Think about how dense that short paragraph is when listening to it. We have one event occurring on 2 August, another happening “the day after Chaucer returned to England”—it’s not clear when that is—and then another happening on 4 August. Chaucer “was still in Lombardy” on 2 August and “also in Lombardy” on 4 August—the author has already said in the previous paragraph that “Chaucer probably arrived in Milan around the end of June or beginning of July and stayed in Lombardy until mid-August” so we already know that Chaucer was in Lombardy on both the 2nd and 4th of August. It would have been clearer for the listener if the author had written a portion of the paragraph as something like “While Chaucer was in Lombardy, the cardinals pronounced the election void on August 2nd; two days later, Galeazzo died at Pavia, putting an end to his joint rule with his brother Bernabò…On 20 September 1378, the day after Chaucer returned to England, the cardinals elected a rival pope, Clement VII.”
A few paragraphs later, the author writes “ In Pavia, he could have found Boccaccio’s Filostrato, Amorosa Visione, Decameron, De Genealogia Deorum Gentilium, De Claris Mulieribus, De Casibus Virorum Illustrium, and De Montibus.” If you’re reading these titles, you can at least take each one in, one at a time, but, unless you’re familiar with Boccaccio’s works (I know only of Decameron), the stream of titles in Latin as audio is impenetrable.
Much of the book is like that.
I acknowledge the author’s erudite, scholarly approach to Chaucer and his life. The book had interesting things to say about Chaucer as a prisoner of war, the diplomat, the civil servant in the “counting house,” the father—and, perhaps a bit too gingerly, the accused rapist of Cecily Champaigne (Turner speculates freely elsewhere but not there). But it’s so dense, so unsuitable as an audiobook, that it is difficult to recommend.

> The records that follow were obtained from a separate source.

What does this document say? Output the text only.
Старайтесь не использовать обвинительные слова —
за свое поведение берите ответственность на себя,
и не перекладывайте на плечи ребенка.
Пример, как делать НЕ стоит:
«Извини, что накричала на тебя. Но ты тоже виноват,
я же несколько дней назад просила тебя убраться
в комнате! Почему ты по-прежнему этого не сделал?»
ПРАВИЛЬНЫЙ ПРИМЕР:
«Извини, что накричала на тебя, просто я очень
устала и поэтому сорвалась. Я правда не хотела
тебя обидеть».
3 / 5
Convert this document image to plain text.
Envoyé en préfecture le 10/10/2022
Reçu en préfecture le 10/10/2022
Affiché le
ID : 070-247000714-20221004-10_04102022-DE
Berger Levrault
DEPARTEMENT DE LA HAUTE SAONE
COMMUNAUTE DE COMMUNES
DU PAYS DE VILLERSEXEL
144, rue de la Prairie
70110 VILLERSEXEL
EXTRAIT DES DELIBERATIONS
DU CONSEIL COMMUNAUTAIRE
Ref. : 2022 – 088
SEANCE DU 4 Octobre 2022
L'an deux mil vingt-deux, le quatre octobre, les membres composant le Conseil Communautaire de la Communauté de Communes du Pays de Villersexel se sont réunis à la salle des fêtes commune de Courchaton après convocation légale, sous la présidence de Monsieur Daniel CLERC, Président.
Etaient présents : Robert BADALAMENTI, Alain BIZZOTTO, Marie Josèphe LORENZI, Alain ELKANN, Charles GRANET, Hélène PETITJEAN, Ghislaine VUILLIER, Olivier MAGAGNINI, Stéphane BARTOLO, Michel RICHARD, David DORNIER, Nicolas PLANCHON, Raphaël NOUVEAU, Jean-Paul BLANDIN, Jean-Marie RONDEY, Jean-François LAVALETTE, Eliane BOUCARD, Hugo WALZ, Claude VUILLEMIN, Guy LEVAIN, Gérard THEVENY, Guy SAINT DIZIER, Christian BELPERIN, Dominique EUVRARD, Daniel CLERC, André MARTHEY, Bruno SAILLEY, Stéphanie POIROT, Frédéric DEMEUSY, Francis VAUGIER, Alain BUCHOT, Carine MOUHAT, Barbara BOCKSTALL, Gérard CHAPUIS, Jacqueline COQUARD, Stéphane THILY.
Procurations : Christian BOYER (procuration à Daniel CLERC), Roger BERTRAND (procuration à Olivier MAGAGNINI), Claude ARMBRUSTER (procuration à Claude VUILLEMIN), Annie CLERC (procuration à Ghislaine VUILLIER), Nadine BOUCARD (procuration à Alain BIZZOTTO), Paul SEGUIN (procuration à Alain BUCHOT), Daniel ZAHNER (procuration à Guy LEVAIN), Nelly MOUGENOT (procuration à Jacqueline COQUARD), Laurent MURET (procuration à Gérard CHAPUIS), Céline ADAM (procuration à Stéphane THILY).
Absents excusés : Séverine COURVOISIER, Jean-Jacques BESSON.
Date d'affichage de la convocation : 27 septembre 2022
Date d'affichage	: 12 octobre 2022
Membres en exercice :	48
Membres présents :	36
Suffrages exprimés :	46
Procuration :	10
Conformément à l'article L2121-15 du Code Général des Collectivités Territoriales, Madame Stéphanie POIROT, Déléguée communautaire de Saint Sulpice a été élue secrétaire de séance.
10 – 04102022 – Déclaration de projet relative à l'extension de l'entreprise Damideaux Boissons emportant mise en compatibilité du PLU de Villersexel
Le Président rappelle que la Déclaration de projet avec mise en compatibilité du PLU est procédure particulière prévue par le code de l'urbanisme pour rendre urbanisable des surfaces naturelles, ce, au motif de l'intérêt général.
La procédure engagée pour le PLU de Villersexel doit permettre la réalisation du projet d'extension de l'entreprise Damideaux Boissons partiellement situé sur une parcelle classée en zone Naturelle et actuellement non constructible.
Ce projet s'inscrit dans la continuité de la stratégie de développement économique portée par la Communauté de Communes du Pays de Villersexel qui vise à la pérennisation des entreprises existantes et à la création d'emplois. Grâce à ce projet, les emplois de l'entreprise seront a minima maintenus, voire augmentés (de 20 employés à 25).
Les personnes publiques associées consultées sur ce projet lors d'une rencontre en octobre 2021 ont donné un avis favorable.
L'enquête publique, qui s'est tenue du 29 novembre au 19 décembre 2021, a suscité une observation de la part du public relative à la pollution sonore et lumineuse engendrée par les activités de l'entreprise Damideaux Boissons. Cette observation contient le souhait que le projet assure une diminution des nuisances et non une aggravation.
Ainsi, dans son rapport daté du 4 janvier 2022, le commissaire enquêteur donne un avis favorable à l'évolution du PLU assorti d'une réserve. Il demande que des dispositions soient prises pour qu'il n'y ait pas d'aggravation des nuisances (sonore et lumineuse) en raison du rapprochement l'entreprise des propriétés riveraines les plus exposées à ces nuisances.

And, as an exceedingly minor point, I thought some of the author’s pronunciations were just plain weird: for example, she says “counterfeit” as “counter-fate” (which sounds like a Chaucerian affectation, honestly) and “treatise” as “tree-tize” (the second syllable rhyming with “size”). Perhaps they are dialectal variations but I found them to be a bit distracting.